Kıtlık her tarafı sardı. Rüzgârdan, başımıza gelenleri görüyorsunuz. Hemen
göç edip gidiniz? işte ben
gidiyorum diyerek devesine bindi. Müşrik ordusu perişan bir halde toplanıp,
Mekke’ye doğru hareket
etti. Rüzgârdan üzerlerine yağan taş ve çakıl sesini işitiyordum.
Müşrik ordusu çekip gidince
ben de Resûlullah’ın (s.a.v.) yanına döndüm. Yolun yarısına geldiğimde
karşıma yirmi kadar beyaz
sarıklı süvari (melekler) çıktı. Bana “Resûlullah’a (s.a.v.) haber ver.
Allahü teâlâ düşmanı
perişan etti...” dediler. Resûlullah’ın (s.a.v.) yanına dönüp, geldiğimde bir
kilim
üzerinde namaz kılıyordu.
Fakat ben döner dönmez, gitmeden önceki üşüme ve titreme halim tekrar
başlamıştı. Resûlullah (s.a.v.) namazdan sonra ne haber getirdiğimi sordu. Ben
de müşriklerin içine düştükleri
perişan hali ve çekip
gittiklerini haber verdim. Resûlullah (s.a.v.) bu haber üzerine güldü. Sonra
yattı beni de yanına alıp
üzerindeki kilimin bir ucunu üzerime örttü. O gece öylece uyuyarak sabahladık.
Sabah namazı vakti girince
Resûlullah (s.a.v.) beni uyandırdı. Sabah baktık ki müşrik ordusundan hiçbir
kişi kalmamıştı. Onlar
Mekke’ye yaklaşıncaya kadar peşlerinden şiddetli bir rüzgâr esti.
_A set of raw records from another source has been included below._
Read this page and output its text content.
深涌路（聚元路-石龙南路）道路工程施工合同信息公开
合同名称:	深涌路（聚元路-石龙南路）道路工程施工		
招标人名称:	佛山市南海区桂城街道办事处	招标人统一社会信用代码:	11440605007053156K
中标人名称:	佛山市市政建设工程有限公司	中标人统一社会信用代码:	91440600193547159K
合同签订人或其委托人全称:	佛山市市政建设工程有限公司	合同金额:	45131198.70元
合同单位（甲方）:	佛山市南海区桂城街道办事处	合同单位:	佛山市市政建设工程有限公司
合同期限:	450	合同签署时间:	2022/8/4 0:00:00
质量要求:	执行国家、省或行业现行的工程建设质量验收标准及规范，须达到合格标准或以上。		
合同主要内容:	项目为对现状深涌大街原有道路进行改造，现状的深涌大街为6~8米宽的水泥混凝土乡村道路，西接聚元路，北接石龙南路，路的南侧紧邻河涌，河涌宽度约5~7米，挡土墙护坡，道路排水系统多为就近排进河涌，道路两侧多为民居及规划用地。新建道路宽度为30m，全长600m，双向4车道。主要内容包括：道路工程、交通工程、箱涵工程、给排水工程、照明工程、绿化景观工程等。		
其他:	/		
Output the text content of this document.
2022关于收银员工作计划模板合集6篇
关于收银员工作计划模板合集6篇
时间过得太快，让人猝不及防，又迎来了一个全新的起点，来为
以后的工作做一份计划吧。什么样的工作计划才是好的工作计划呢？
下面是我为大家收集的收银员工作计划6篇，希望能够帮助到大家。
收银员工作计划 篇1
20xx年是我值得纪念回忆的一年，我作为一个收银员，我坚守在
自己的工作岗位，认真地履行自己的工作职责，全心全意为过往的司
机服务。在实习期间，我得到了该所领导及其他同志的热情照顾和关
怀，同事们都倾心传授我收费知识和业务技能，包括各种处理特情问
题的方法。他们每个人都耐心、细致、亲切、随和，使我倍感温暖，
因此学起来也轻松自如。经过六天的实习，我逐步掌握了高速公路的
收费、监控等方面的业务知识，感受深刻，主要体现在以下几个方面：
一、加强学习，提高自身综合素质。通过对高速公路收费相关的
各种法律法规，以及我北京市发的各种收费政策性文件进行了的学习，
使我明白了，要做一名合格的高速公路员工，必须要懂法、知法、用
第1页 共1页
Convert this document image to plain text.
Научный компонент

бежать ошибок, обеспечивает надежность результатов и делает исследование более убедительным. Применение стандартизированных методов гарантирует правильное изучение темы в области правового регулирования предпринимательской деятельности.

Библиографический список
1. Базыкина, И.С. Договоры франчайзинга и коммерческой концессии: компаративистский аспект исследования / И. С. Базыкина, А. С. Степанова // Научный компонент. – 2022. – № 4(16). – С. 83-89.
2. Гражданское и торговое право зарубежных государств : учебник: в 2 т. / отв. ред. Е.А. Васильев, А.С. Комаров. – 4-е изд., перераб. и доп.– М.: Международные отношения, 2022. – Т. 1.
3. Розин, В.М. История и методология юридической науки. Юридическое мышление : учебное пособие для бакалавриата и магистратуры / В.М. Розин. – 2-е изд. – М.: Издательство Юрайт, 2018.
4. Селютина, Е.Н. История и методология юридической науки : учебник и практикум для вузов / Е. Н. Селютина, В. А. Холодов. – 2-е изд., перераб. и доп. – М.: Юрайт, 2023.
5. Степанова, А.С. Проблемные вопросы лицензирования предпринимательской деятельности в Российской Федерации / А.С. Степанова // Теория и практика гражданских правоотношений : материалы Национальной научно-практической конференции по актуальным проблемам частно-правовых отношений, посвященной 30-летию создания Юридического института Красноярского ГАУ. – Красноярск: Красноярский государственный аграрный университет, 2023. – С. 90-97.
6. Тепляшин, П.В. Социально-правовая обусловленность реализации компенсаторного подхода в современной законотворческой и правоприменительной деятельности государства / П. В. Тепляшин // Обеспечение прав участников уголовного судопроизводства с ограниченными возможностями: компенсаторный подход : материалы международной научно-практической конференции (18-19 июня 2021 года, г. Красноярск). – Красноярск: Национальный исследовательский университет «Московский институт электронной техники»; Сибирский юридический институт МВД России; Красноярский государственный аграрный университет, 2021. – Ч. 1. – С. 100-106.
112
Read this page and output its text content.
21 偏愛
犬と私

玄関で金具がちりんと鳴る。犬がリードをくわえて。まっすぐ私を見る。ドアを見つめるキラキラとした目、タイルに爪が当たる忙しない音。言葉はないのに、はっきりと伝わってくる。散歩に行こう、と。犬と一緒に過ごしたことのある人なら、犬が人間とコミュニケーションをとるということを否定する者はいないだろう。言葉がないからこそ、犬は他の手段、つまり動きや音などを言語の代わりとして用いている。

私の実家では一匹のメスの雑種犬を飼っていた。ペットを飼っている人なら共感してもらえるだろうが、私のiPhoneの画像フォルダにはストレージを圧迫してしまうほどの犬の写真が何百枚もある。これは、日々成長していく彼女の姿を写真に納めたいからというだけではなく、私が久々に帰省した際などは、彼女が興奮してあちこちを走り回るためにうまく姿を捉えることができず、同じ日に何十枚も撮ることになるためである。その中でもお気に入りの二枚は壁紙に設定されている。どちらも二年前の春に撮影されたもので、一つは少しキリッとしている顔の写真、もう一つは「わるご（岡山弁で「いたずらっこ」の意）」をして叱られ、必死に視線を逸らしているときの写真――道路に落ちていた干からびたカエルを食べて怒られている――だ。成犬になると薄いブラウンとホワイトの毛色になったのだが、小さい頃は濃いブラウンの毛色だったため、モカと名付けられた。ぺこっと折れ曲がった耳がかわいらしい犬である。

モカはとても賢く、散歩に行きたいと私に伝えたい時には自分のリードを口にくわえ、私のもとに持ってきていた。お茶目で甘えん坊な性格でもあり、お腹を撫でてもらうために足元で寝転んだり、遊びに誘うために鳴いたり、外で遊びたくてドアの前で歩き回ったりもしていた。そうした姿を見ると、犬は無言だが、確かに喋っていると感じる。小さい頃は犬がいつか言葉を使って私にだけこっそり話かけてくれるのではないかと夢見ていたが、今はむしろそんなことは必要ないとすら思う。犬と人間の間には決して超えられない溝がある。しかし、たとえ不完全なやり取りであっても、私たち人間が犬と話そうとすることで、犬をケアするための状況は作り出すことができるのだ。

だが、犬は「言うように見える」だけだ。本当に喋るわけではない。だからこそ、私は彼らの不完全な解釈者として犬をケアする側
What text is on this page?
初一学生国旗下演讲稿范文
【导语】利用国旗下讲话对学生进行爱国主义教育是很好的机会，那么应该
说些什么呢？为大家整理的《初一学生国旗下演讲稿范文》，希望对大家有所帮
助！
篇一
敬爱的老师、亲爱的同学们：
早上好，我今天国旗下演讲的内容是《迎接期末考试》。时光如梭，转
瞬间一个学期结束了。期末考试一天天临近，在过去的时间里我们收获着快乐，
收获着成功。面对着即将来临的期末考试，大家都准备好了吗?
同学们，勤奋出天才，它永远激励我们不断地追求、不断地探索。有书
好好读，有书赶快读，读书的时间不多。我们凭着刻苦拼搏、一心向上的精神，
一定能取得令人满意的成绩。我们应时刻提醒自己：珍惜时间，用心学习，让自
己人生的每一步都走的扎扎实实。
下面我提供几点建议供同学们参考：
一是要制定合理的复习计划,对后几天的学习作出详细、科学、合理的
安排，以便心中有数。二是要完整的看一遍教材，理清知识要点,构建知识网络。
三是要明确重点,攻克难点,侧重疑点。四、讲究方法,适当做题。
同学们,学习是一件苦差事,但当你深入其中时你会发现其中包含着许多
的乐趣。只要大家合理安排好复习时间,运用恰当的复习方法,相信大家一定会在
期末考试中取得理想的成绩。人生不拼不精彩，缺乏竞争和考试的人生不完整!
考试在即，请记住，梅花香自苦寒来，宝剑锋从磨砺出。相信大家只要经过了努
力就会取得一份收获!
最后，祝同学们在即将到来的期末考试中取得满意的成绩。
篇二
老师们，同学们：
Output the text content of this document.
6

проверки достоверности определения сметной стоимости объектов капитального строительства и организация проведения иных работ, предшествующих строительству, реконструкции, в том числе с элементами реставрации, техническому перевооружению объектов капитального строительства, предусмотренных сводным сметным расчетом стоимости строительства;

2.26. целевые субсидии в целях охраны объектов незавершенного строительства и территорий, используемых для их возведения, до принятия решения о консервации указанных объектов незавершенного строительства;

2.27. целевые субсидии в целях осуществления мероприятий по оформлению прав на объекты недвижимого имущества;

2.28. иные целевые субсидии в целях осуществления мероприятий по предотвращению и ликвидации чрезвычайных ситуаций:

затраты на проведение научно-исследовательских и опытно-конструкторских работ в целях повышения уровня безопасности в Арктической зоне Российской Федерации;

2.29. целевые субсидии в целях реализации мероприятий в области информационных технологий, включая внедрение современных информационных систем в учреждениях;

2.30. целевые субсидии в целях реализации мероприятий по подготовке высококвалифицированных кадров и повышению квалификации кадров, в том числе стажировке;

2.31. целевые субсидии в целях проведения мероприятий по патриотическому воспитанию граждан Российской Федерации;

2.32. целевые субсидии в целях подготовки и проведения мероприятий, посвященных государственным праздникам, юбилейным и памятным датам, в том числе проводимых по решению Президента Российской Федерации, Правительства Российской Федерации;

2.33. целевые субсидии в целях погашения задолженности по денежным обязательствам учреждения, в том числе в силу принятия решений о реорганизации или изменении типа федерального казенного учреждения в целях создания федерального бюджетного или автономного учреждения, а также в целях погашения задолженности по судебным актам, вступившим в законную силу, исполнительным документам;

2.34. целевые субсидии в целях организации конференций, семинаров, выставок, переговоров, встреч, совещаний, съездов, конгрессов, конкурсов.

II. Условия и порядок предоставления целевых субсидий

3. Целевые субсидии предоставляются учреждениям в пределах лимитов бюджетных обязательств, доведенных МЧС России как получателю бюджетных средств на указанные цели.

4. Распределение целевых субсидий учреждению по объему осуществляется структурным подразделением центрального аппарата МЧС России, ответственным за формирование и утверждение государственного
Arkalarından
hep tekbir sesleri
işittiler...”
Huzeyfet’übnü Yemân (r.a.)
Hendek savaşından sonra yapılan bütün savaşlara da katıldı. Benî
Kureyza gazvesinde,
Hayberin fethinde, Mekke’nin fethinde, Huneyn gazvesinde ve Taif seferinde,
Tebük seferinde ve Veda Haccı’nda da bulundu.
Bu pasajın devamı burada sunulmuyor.